We analyze data from the Los Angeles LGBT Center, a community-based healthcare organization. When patients visit the clinic, they are given a comprehensive risk-assessment questionnaire. We develop three methods that allow us to identify the risk factors associated with HIV seroconversion and predict who is most likely to become HIV positive.
First, we construct a two-stage multivariate logistic regression model, where stage one models a patient's history of illicit drug use and their history of STIs other than HIV, and stage two models their risk of contracting HIV. Each stage of the model has ZIP code random effects that are correlated over space. We propose a statistic called the geometric mean ratio (GMR), which measures how much of the variability in the ZIP code random effects for HIV is explained by the stage one random effects. We find that the stage one random effects are negligible in the HIV model and that where a person lives is not predictive of their risk of contracting HIV.
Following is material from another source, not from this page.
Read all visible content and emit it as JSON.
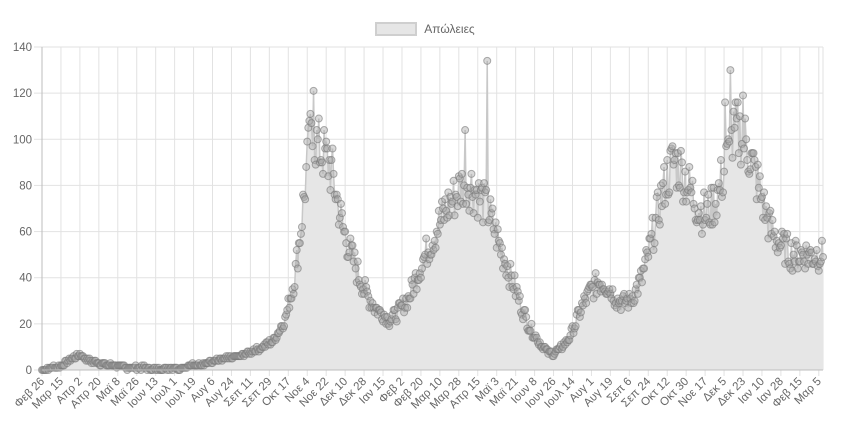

Next, we jointly model a patient's time until HIV seroconversion with their clinic visit frequency through shared frailties. We show that if clinic visit frequency is correlated with survival, then the censoring is informative. We examine how the informativeness of the censoring depends on the frailty distributions. We find that patients who visit the clinic more frequently tend to have a higher probability of contracting HIV, suggesting that patients are accurately assessing that they have a higher risk of disease.
Finally, we reduce the items from the risk assessment questionnaire into a set of latent measures of patient riskiness with a factor analysis model. Because patients come to the clinic multiple times, we allow the factors to be correlated within a patient over time, and between patients over space. We then use the factor scores from one visit to predict whether or not a patient will seroconvert by their next visit. We show that this model is equivalent to a larger longitudinal factor model and that the factor scores are predictive of future risk of HIV.